Weird Japanese Seafood

Weird Japanese Seafood - What in the world is this?
@chinchoy (191)
Hong Kong
March 18, 2011 6:01am CST
Okay, Guys Can anybody tell me what is this? I found these in a bowl of seafood soup in a Japanese resturant when having dinner during a trip to Japan. I tried to ask but I don't know how to speak Japanese. And yes, I did finish the soup.
1 person likes this
2 responses
@cream97 (29087)
• United States
29 Apr 11
Hi. chinchoy. I don't know what kind of soup this is, but it looks very disgusting. If I had to have seen something like this served in a Japanese restaurant I would never touch it. I love Japanese food, but this dish is surely not one of them.
1 person likes this
@rebelann (111413)
• El Paso, Texas
25 Sep 19
I would probably be the same way. Those things do not look appetizing
@owlwings (43915)
• Cambridge, England
18 Mar 11
I don't know what these are but they look to me like a kind of barnacle, an animal which roots itself in one position (on underwater rocks or wood) and feeds by gathering plankton with feathery tentacles which emerge from the shelly bits at the top.

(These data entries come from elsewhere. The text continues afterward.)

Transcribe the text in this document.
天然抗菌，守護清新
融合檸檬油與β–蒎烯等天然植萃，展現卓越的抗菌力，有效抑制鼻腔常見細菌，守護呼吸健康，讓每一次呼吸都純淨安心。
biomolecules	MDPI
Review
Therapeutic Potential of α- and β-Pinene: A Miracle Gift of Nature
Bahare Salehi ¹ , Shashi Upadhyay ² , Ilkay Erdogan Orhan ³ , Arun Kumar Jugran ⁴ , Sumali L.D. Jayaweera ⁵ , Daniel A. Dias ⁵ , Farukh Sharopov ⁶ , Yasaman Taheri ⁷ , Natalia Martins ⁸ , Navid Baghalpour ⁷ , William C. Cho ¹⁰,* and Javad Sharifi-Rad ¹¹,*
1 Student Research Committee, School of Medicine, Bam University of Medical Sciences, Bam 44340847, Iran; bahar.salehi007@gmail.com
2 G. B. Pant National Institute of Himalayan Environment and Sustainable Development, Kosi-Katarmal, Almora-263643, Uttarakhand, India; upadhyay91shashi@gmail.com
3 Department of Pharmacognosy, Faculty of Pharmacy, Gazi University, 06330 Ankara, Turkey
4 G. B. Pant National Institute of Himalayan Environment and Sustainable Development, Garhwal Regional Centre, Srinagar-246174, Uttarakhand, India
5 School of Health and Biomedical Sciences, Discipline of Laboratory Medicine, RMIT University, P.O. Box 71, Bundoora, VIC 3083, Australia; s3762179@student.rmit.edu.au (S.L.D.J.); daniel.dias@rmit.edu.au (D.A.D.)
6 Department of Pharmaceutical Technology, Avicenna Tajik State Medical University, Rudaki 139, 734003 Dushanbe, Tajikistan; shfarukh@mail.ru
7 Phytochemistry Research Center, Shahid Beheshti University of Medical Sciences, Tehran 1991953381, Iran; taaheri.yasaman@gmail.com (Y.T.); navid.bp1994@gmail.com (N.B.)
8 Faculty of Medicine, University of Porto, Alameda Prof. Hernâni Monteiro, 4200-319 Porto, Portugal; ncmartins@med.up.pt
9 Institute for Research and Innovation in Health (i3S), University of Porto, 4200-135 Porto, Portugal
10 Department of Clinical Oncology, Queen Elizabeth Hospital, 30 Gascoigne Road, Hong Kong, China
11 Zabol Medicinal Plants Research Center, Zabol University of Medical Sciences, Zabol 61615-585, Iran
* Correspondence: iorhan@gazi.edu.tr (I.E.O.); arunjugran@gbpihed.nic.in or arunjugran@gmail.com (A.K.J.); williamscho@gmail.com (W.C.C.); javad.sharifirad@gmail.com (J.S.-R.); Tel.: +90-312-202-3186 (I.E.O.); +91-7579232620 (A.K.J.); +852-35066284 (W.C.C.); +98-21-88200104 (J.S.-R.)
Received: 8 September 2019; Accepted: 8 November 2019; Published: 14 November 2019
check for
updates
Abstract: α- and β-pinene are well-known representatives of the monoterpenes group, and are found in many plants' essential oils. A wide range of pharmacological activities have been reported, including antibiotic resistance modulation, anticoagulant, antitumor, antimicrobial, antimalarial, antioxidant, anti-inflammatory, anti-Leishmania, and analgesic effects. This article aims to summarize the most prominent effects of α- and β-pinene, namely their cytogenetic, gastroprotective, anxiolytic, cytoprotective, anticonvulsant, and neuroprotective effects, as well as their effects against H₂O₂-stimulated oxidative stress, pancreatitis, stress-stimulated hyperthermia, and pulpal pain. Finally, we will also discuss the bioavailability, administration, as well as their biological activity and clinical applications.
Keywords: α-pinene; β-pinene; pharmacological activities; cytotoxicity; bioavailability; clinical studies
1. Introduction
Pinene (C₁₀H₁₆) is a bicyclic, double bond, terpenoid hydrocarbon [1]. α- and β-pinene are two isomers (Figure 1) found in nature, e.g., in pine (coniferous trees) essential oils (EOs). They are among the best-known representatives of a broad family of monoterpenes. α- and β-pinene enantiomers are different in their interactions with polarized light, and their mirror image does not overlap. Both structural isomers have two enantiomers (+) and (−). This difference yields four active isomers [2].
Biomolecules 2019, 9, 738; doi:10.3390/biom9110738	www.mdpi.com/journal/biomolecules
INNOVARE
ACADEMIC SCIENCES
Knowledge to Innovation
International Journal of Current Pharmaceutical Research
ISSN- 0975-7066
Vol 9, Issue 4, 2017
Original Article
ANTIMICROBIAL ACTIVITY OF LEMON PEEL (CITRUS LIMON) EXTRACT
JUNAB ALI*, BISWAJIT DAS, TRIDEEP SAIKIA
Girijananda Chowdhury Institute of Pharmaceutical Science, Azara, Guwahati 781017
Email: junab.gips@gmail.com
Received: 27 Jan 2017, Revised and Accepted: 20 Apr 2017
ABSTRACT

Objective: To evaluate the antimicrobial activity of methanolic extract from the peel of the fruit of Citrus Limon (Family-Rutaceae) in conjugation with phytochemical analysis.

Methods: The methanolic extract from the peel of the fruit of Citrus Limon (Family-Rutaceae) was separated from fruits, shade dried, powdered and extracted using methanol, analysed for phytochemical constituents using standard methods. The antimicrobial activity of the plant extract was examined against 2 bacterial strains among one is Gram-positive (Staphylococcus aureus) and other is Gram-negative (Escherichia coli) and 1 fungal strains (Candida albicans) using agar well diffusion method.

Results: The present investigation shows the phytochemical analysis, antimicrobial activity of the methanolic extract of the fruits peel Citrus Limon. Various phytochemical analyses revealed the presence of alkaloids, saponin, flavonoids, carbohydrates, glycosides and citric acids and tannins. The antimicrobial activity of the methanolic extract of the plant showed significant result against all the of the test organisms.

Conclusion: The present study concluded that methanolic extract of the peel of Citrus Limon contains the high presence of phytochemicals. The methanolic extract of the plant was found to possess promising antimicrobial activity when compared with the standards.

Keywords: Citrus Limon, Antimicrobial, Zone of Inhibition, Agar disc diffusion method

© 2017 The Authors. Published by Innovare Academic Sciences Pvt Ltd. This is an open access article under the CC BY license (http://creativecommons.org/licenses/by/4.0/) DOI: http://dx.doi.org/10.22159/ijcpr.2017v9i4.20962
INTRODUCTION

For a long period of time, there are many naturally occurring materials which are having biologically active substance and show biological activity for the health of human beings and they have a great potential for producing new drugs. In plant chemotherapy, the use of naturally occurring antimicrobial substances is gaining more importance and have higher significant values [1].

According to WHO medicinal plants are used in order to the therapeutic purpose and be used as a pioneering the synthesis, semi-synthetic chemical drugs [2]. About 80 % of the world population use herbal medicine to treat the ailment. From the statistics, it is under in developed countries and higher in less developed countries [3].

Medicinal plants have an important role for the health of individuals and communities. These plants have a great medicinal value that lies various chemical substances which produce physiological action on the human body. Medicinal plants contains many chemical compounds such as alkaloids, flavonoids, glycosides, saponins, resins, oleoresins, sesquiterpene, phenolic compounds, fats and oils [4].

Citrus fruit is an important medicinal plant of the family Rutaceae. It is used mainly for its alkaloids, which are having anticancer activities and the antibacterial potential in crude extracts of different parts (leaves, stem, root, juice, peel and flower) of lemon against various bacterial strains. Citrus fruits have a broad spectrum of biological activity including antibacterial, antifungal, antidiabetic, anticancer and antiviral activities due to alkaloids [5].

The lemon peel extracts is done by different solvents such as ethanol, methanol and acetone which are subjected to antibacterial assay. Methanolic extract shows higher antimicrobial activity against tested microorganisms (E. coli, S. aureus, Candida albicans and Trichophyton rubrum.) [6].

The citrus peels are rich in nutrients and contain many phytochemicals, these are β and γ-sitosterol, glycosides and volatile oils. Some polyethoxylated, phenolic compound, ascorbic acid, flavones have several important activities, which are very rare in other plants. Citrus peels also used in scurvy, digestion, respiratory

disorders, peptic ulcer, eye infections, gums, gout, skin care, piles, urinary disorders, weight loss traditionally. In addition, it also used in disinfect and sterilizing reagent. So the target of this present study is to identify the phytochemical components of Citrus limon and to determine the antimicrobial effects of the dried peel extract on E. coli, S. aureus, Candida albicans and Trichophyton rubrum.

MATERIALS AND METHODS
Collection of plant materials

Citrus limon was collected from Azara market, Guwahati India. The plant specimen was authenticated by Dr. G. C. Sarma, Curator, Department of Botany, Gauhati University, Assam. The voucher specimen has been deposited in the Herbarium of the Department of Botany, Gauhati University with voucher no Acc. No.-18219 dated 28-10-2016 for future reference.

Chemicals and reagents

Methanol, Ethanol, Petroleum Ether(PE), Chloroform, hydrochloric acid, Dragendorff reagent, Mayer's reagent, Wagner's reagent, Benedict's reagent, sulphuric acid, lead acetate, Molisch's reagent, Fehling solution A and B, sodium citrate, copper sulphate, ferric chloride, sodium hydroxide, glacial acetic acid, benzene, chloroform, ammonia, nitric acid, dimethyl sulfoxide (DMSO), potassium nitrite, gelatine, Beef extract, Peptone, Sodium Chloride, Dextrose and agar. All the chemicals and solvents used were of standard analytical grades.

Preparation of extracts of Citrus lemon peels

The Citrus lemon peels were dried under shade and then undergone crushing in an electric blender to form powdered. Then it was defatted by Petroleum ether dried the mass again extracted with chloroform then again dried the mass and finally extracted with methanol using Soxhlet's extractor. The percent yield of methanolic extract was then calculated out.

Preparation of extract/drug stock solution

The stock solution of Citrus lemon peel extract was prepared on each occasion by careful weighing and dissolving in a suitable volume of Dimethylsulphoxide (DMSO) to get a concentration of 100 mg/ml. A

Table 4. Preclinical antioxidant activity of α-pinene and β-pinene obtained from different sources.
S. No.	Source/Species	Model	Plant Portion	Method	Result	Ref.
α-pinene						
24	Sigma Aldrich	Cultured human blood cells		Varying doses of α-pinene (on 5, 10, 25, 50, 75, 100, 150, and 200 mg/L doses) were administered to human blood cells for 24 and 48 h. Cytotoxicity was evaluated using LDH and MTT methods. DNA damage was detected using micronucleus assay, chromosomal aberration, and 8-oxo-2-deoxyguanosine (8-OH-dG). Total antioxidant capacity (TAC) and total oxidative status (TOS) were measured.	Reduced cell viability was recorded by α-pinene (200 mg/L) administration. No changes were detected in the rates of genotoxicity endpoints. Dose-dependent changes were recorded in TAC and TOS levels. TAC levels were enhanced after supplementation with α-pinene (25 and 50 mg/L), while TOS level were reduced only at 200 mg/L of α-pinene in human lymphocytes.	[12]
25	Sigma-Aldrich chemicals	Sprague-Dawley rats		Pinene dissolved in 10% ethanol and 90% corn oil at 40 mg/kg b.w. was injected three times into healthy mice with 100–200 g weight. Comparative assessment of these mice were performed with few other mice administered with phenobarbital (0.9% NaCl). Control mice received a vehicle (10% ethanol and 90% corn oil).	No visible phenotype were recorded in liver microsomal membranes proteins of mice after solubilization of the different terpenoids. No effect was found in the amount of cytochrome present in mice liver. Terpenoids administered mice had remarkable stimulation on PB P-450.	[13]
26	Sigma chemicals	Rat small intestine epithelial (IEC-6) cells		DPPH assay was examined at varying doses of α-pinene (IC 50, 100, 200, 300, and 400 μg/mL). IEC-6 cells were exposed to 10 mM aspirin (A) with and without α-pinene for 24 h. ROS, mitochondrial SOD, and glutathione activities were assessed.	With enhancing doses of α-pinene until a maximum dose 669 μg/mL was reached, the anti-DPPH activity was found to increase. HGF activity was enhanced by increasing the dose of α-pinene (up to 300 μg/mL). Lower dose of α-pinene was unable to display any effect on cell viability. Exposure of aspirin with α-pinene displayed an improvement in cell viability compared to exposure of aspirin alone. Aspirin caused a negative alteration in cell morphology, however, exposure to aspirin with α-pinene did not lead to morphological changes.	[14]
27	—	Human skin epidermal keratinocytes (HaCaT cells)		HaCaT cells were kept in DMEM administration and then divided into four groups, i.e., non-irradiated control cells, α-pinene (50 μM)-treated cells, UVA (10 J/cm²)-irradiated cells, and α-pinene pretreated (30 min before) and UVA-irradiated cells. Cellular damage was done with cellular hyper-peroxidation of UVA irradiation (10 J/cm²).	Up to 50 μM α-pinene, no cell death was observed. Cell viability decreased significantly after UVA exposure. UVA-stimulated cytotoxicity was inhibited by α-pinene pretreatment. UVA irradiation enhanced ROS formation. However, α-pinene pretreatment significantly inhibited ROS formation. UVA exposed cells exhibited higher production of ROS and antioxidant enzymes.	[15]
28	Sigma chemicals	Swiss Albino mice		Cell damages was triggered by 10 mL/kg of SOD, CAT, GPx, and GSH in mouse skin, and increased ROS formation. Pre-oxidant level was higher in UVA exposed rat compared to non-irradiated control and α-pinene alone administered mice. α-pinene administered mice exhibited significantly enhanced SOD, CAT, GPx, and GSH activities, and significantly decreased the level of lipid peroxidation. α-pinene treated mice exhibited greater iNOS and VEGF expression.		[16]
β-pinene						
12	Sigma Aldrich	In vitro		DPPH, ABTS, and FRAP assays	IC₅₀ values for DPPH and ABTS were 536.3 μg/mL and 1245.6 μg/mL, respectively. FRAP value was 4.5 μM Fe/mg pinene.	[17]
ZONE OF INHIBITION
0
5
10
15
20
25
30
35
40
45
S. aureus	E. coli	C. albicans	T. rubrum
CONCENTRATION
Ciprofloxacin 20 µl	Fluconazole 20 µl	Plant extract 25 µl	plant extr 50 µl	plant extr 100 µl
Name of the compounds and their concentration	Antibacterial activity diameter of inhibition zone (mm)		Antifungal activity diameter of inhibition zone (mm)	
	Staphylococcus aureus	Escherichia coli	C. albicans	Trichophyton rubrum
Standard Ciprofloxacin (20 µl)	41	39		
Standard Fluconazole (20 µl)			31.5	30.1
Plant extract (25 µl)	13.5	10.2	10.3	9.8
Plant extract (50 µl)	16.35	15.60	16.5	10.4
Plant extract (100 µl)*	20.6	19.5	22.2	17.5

To me, they suggest the kind of food of which it could be said 'I will try anything once, provided I am hungry enough!' The second and third photos on this page: http://fabiokita-unsoed.or.id/reprabowo/2010/04/edible-barnacle-artful-and-tasty/ show something very similar (but, apparently, in a Spanish or Chilean market) called Percebes. In Japanese, they are called 'turtle hand' - Kamenote fujitsubo.
@chinchoy (191)
• Hong Kong
18 Mar 11
Goodness, thank God those are not turtle feet. When I first saw them, I thought they were given those leathery-like skin and the toe-nails but I have doubts. No wonder they are named as such. Thanks.
@owlwings (43915)
• Cambridge, England
18 Mar 11
Barnacles are such a curious animal that they have been given some very strange names in different languages. In Sweden they are called 'sea tulips' and the name 'goose barnacle' comes from some fanciful theory that they have some relation to geese. Even stranger, I think, is the fact that they are related to crabs and lobsters!